E é este o pensamento que torna as almas humildes cada vez mais pacientes, enquanto que a falta de resignação indica um orgulho recôndito.
Deus é justo quando nos experimenta; Sua bondade, porém, brilha ainda mais que Sua justiça. Com efeito, ele quer que essa dor, ao lavar e purificar as almas, lhes dilate, ao mesmo tempo, a beleza e os méritos. A dor passa, o mérito perdura; tantas outras penas já passaram, de que nem sequer nos lembramos. Deus, porém, conservou-lhes a lembrança, a fim de recompensar. Momentaneum et leve tribulationis nostrae aeternum gloriae pondus operatur in nobis. Nossas penas são passageiras e leves, mas, no grande dia em que se fixar a nossa sorte; cada qual produzirá, e para sempre, novo esplendor de glória.

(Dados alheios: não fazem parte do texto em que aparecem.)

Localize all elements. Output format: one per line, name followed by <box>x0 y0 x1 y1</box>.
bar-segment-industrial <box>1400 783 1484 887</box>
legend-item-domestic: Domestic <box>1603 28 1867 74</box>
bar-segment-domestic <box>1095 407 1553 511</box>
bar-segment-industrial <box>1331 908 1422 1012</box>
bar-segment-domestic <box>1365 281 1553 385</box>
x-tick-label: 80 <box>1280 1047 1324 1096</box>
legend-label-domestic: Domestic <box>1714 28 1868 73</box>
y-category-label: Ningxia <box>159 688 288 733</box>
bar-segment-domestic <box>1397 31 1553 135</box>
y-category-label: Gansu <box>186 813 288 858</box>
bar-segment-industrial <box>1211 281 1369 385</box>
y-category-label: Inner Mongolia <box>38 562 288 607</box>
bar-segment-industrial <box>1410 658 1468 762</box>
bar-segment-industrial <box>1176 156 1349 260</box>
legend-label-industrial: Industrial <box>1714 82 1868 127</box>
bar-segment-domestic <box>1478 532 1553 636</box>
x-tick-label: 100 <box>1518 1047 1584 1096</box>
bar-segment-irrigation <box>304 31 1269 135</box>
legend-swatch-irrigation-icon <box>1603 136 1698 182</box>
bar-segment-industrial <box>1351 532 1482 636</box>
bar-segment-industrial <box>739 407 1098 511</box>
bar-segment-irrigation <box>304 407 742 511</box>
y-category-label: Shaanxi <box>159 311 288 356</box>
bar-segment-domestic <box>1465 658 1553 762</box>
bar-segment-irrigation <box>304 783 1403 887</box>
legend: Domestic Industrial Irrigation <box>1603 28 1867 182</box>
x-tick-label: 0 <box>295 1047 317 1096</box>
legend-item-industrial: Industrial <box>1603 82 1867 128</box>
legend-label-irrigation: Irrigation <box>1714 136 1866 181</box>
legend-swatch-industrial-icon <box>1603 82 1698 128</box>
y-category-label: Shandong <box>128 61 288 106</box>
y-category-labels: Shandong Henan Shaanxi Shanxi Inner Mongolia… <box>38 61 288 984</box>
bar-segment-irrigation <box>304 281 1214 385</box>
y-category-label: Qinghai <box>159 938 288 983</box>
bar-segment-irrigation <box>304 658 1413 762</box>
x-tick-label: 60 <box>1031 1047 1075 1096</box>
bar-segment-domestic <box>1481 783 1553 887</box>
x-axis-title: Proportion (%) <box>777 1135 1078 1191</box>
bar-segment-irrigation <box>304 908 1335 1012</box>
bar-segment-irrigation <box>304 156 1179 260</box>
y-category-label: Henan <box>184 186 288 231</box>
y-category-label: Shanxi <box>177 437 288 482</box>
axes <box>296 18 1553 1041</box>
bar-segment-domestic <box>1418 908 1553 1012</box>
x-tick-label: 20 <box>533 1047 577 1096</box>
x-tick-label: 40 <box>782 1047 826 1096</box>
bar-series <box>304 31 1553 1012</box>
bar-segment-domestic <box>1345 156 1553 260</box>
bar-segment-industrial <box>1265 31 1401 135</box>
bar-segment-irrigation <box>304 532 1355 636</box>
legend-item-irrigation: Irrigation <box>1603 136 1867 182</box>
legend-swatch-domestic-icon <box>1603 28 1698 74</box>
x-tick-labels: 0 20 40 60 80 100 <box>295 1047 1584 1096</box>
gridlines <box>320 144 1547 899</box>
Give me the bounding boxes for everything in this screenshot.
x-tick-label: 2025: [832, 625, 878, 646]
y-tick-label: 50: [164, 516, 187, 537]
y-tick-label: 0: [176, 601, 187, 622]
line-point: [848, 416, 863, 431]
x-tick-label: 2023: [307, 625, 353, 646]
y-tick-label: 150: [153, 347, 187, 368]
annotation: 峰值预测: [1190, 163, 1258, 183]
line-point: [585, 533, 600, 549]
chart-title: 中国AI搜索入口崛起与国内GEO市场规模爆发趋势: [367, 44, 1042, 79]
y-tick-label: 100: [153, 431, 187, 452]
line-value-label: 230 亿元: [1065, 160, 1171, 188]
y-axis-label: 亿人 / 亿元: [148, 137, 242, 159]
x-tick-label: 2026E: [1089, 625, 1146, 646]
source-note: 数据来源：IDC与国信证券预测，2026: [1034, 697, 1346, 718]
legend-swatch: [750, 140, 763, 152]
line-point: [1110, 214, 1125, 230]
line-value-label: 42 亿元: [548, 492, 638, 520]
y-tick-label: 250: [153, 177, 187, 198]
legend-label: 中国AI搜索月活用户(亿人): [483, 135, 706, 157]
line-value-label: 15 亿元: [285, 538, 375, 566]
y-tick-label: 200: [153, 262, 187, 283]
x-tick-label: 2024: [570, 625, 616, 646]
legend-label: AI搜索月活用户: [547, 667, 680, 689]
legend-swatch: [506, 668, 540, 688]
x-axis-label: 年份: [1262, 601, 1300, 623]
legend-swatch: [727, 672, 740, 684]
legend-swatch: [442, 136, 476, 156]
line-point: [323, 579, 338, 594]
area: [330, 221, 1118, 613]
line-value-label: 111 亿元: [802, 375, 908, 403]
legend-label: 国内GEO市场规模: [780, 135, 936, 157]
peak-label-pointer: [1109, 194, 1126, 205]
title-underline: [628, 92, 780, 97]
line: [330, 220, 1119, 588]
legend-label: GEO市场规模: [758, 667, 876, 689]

Deus é justo e santo, Deus é bom quando nos experimenta. Se, na dor, elevarmos para Ele o olhar, de nosso coração partirá um fiat generoso, que será um ato de amor perfeito. Talvez o esforço passageiro despendido será de efeito transitório e a lembrança do sofrimento nos perseguirá, mau grado nosso. A dor, afastada um momento pela resignação, voltaria ao coração; um novo esforço, porém, produzirá novo ato de submissão. Se fitarmos outra vez os olhos nas grandezas e perfeições de Deus, na Sua bondade e santidade infinitas, faremos então outro ato de amor. Tantas vitórias alcançadas sobre a natureza, cem por dia talvez, tantos passos dados no caminho do amor e da perfeição.